Fall Out Boy is a guilty pleasure. While their albums have gone from care-free punk (Take This To Your Grave), to pop-chart ditties (From Under the Cork Tree), and most recently, to groovy rock (Infinity On High), they have always maintained a consistent formula- excellent vocals from Patrick Stump, insanely catchy choruses and guitar riffs, and clever lyrics.
On Folie A Deux, FOB tries to keep the same formula, but strangely, it just doesn’t work as well. The hooks aren’t hooky. The catchy choruses aren’t too catchy. The clever lyrics aren’t that clever. Folie A Deux does have its strong, classic FOB moments, but too much of the album falls into repetitiveness.
The album starts off promisingly enough, with Stump crooning over organs, building to power chords straight out of “Baba O’Reilly” on the epic “Disloyal Order of Water Buffaloes.” With its defining lyric, “Nobody wants to hear you sing about tragedy,” and its massive feel, “Disloyal Order” is an album highlight reminiscent of Infinity‘s “Thriller.”
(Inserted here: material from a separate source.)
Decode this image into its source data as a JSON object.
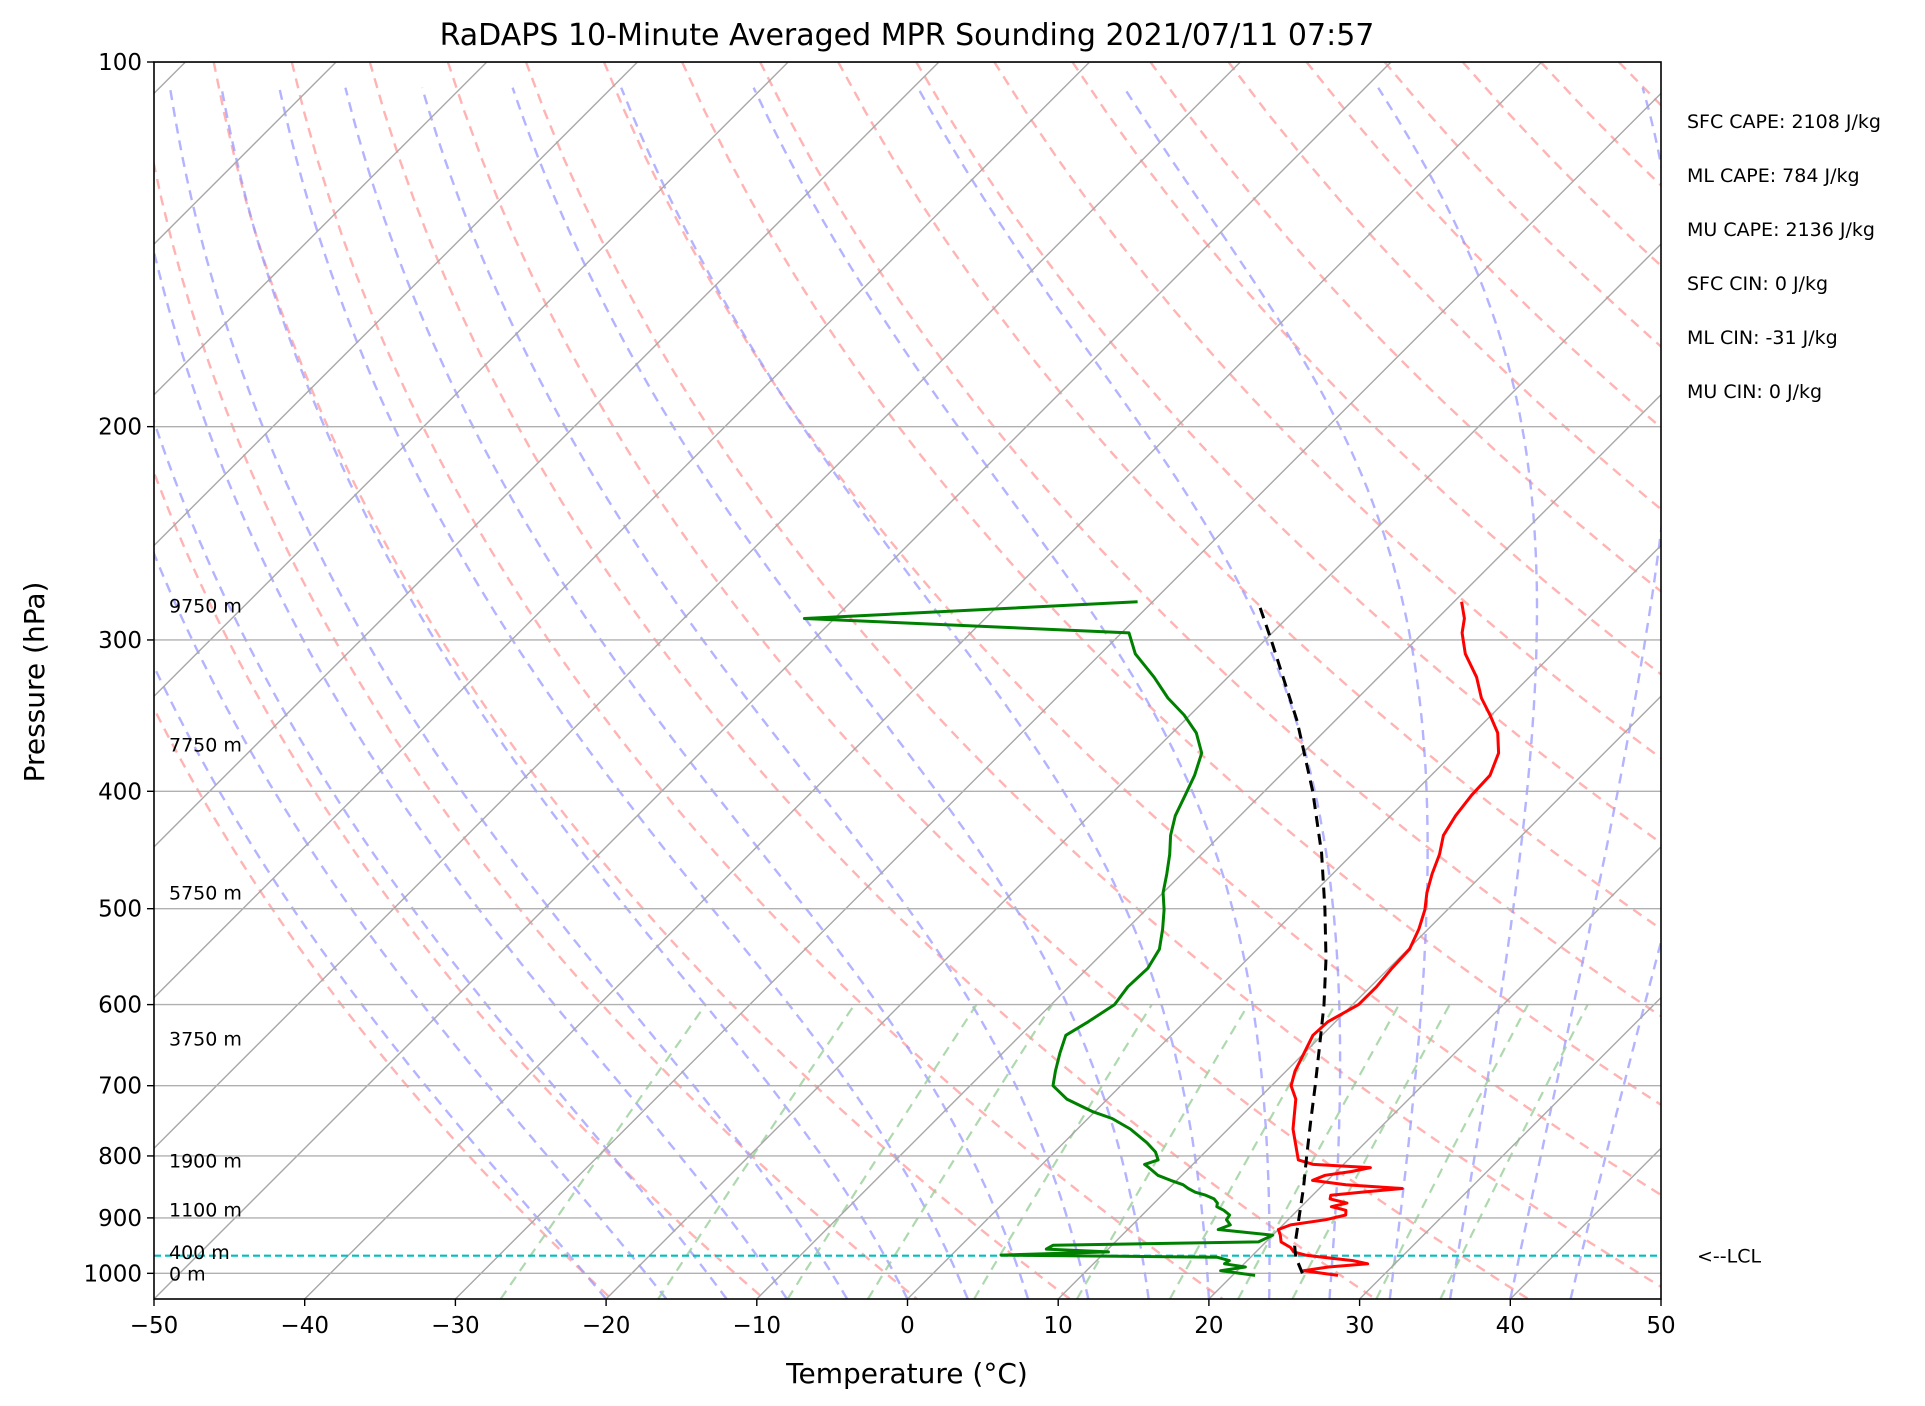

But after the song ends, the album slips into silliness. Actually, before the song finishes: the shout-along of “Detox- just to retox!” sounds childish for a band trying to mature. That trend continues with Folie’s first single, “I Don’t Care.” The chant-along of “I Don’t Care” doesn’t sound cool, but juvenile. The song has a fun, electro-rock beat, but it grows into an unmemorable chorus that will please the mainstream radio crowd, but will disappoint fans looking for something different.
This is the case with most of the album. “I know you’ve heard this all before,” sings Stump on “America’s Suitehearts,” and unfortunately, I feel like I have. “The same old song,” Stump croons on “The (Shipped) Gold Standard,” and I feel like it is. These tracks may be pleasing to the ears, but that doesn’t mean they are good. On past albums, songs like these had choruses you could remember after one listen, and want to sing along with on the next. On Folie, the choruses are not as catchy, and there’s barely a desire to sing along. Unless of course, you are a tween girl.
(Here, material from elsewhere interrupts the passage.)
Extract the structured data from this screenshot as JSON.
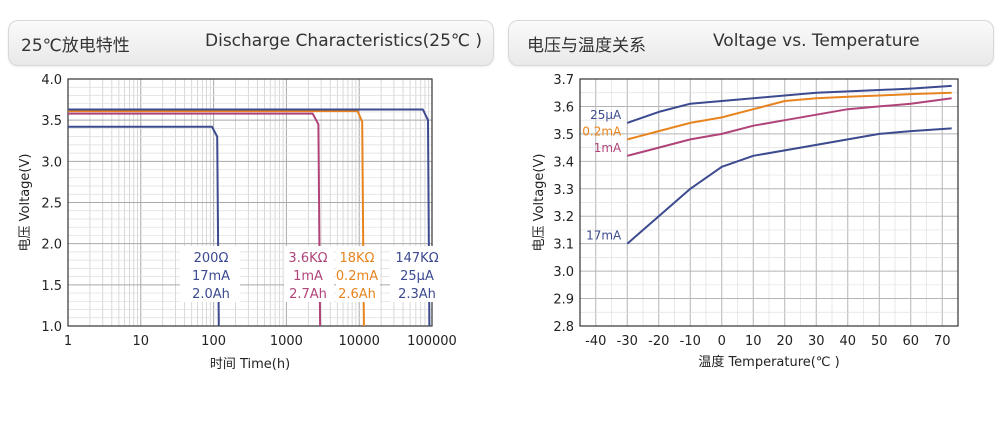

But as I said, there are extreme highlights. “What A Catch, Donnie,” with vocal contributions from Brendan Urie, Elvis Costello, and Travis McCoy has a bombastic and (finally) memorable hook. At the end, when the guest stars begin to chant some older Fall Out Boy hits, you get the feel that FOB was actually having some fun with this one. And they’re at their best when they are having fun.
This is extremely evident on “20 Dollar Nose Bleed.” When the tune’s steady piano beat kicked in, it’s extremely refreshing. I always felt that FOB had the potential to make great piano power-pop like The Hush Sound. And with “Nose Bleed” they prove that they can- the excellent duet between Stump and Panic’s own Brendan Urie doesn’t hurt either.
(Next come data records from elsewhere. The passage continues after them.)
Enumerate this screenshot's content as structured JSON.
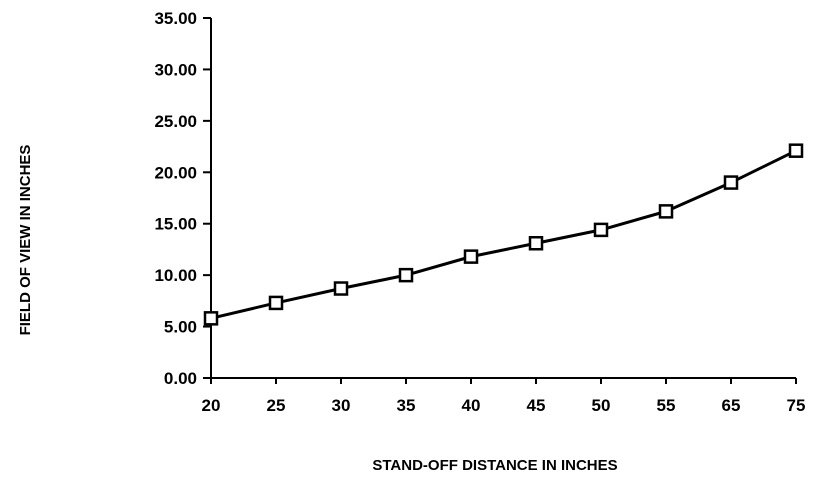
{
  "chart_data": {
    "type": "line",
    "title": "",
    "xlabel": "STAND-OFF DISTANCE IN INCHES",
    "ylabel": "FIELD OF VIEW IN INCHES",
    "categories": [
      "20",
      "25",
      "30",
      "35",
      "40",
      "45",
      "50",
      "55",
      "65",
      "75"
    ],
    "series": [
      {
        "values": [
          5.8,
          7.3,
          8.7,
          10.0,
          11.8,
          13.1,
          14.4,
          16.2,
          19.0,
          22.1
        ]
      }
    ],
    "y_ticks": [
      "0.00",
      "5.00",
      "10.00",
      "15.00",
      "20.00",
      "25.00",
      "30.00",
      "35.00"
    ],
    "ylim": [
      0,
      35
    ],
    "grid": false,
    "legend": "none",
    "marker": "open-square",
    "line_color": "#000000"
  }
}
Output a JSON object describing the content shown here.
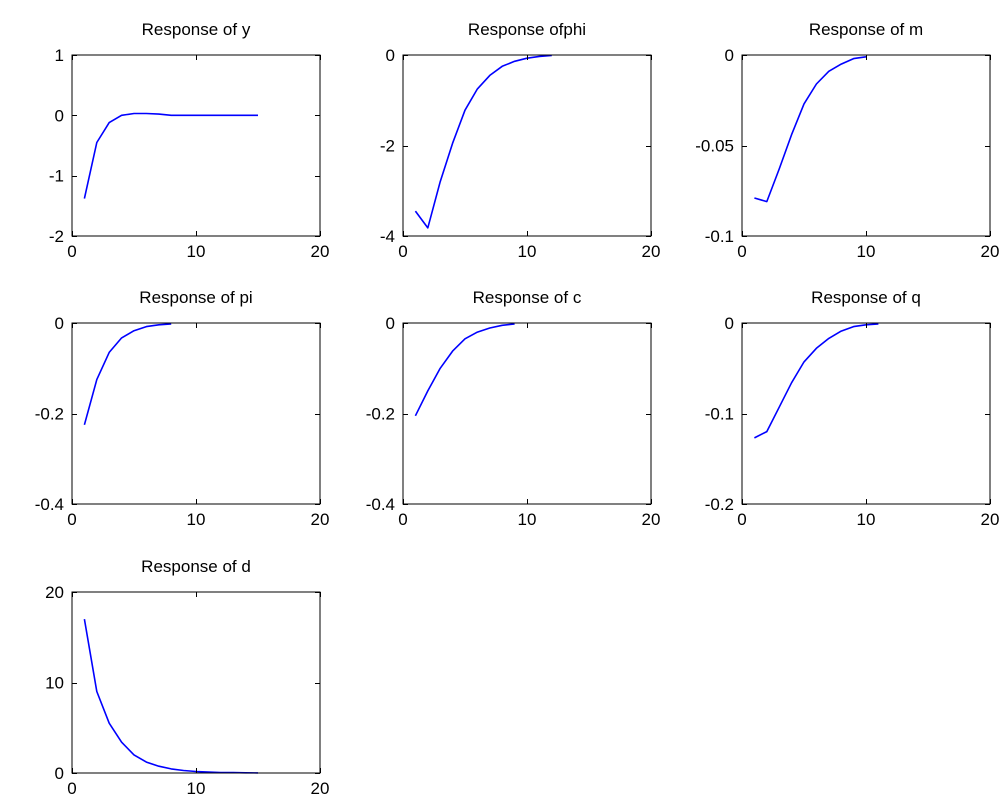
{
  "series_color": "#0000ff",
  "chart_data": [
    {
      "type": "line",
      "title": "Response of  y",
      "xlim": [
        0,
        20
      ],
      "ylim": [
        -2,
        1
      ],
      "xticks": [
        0,
        10,
        20
      ],
      "xtick_labels": [
        "0",
        "10",
        "20"
      ],
      "yticks": [
        1,
        0,
        -1,
        -2
      ],
      "ytick_labels": [
        "1",
        "0",
        "-1",
        "-2"
      ],
      "grid": false,
      "series": [
        {
          "x": [
            1,
            2,
            3,
            4,
            5,
            6,
            7,
            8,
            9,
            10,
            11,
            12,
            13,
            14,
            15
          ],
          "y": [
            -1.38,
            -0.45,
            -0.12,
            0.0,
            0.03,
            0.03,
            0.02,
            0.0,
            0.0,
            0.0,
            0.0,
            0.0,
            0.0,
            0.0,
            0.0
          ]
        }
      ]
    },
    {
      "type": "line",
      "title": "Response ofphi",
      "xlim": [
        0,
        20
      ],
      "ylim": [
        -4,
        0
      ],
      "xticks": [
        0,
        10,
        20
      ],
      "xtick_labels": [
        "0",
        "10",
        "20"
      ],
      "yticks": [
        0,
        -2,
        -4
      ],
      "ytick_labels": [
        "0",
        "-2",
        "-4"
      ],
      "grid": false,
      "series": [
        {
          "x": [
            1,
            2,
            3,
            4,
            5,
            6,
            7,
            8,
            9,
            10,
            11,
            12
          ],
          "y": [
            -3.45,
            -3.82,
            -2.8,
            -1.95,
            -1.22,
            -0.75,
            -0.45,
            -0.25,
            -0.14,
            -0.07,
            -0.03,
            -0.01
          ]
        }
      ]
    },
    {
      "type": "line",
      "title": "Response of  m",
      "xlim": [
        0,
        20
      ],
      "ylim": [
        -0.1,
        0
      ],
      "xticks": [
        0,
        10,
        20
      ],
      "xtick_labels": [
        "0",
        "10",
        "20"
      ],
      "yticks": [
        0,
        -0.05,
        -0.1
      ],
      "ytick_labels": [
        "0",
        "-0.05",
        "-0.1"
      ],
      "grid": false,
      "series": [
        {
          "x": [
            1,
            2,
            3,
            4,
            5,
            6,
            7,
            8,
            9,
            10
          ],
          "y": [
            -0.079,
            -0.081,
            -0.063,
            -0.044,
            -0.027,
            -0.016,
            -0.009,
            -0.005,
            -0.002,
            -0.001
          ]
        }
      ]
    },
    {
      "type": "line",
      "title": "Response of pi",
      "xlim": [
        0,
        20
      ],
      "ylim": [
        -0.4,
        0
      ],
      "xticks": [
        0,
        10,
        20
      ],
      "xtick_labels": [
        "0",
        "10",
        "20"
      ],
      "yticks": [
        0,
        -0.2,
        -0.4
      ],
      "ytick_labels": [
        "0",
        "-0.2",
        "-0.4"
      ],
      "grid": false,
      "series": [
        {
          "x": [
            1,
            2,
            3,
            4,
            5,
            6,
            7,
            8
          ],
          "y": [
            -0.225,
            -0.125,
            -0.065,
            -0.033,
            -0.017,
            -0.008,
            -0.004,
            -0.002
          ]
        }
      ]
    },
    {
      "type": "line",
      "title": "Response of  c",
      "xlim": [
        0,
        20
      ],
      "ylim": [
        -0.4,
        0
      ],
      "xticks": [
        0,
        10,
        20
      ],
      "xtick_labels": [
        "0",
        "10",
        "20"
      ],
      "yticks": [
        0,
        -0.2,
        -0.4
      ],
      "ytick_labels": [
        "0",
        "-0.2",
        "-0.4"
      ],
      "grid": false,
      "series": [
        {
          "x": [
            1,
            2,
            3,
            4,
            5,
            6,
            7,
            8,
            9
          ],
          "y": [
            -0.205,
            -0.15,
            -0.1,
            -0.062,
            -0.035,
            -0.02,
            -0.011,
            -0.005,
            -0.002
          ]
        }
      ]
    },
    {
      "type": "line",
      "title": "Response of  q",
      "xlim": [
        0,
        20
      ],
      "ylim": [
        -0.2,
        0
      ],
      "xticks": [
        0,
        10,
        20
      ],
      "xtick_labels": [
        "0",
        "10",
        "20"
      ],
      "yticks": [
        0,
        -0.1,
        -0.2
      ],
      "ytick_labels": [
        "0",
        "-0.1",
        "-0.2"
      ],
      "grid": false,
      "series": [
        {
          "x": [
            1,
            2,
            3,
            4,
            5,
            6,
            7,
            8,
            9,
            10,
            11
          ],
          "y": [
            -0.127,
            -0.12,
            -0.093,
            -0.066,
            -0.043,
            -0.028,
            -0.017,
            -0.009,
            -0.004,
            -0.002,
            -0.001
          ]
        }
      ]
    },
    {
      "type": "line",
      "title": "Response of  d",
      "xlim": [
        0,
        20
      ],
      "ylim": [
        0,
        20
      ],
      "xticks": [
        0,
        10,
        20
      ],
      "xtick_labels": [
        "0",
        "10",
        "20"
      ],
      "yticks": [
        20,
        10,
        0
      ],
      "ytick_labels": [
        "20",
        "10",
        "0"
      ],
      "grid": false,
      "series": [
        {
          "x": [
            1,
            2,
            3,
            4,
            5,
            6,
            7,
            8,
            9,
            10,
            11,
            12,
            13,
            14,
            15
          ],
          "y": [
            17.0,
            9.0,
            5.5,
            3.4,
            2.0,
            1.2,
            0.75,
            0.45,
            0.28,
            0.17,
            0.1,
            0.06,
            0.04,
            0.02,
            0.01
          ]
        }
      ]
    }
  ]
}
“She’s My Winona” is another highlight, and a return to old-school Fall Out Boy style. Insanely catchy “oh-ohs” are littered throughout the song.
“Headfirst Slide into Cooperstown On A Bad Bet” is one more track that works- Stump plays around with his vocals, reaching way down out of his typical range to match the song’s dark chords. The song switches gears very well- going from a Maroon Five groove, to a piano ballad, to a typical Fall Out Boy chorus.
But let’s not praise Folie A Deux too much. “Tiffany Blews” has a great first 14 seconds, but the song as a whole misses the mark. The unnecessary Lil’ Wayne cameo (no joke) doesn’t add anything. “27″ tries to sound different, but even a few F-bombs from Stump can’t hide the unmistakable FOB formula.
Tracks that could be great, like “( Coffee’s For Closers)”, overstay their welcome (the song did not need to be six minutes). And album closer “West Coast Smokers,” with its poorly thrown in screeching from Pete Wentz (have I really gone a full Fall Out Boy review without mentioning Pete Wentz? Nice!) also falls flat.
Fall Out Boy is a very good band, Patrick Stump is an excellent frontman, and Folie A Deux has some great moments. But the bad easily cancels out the good, making for a very mediocre album. As I said earlier, the band has always been a guilty pleasure. The problem with Folie A Deux is that half of the songs just aren’t that pleasurable. Download the five-six songs in which FOB shows off their true potential and let’s hope that their next album will be a little more consistent.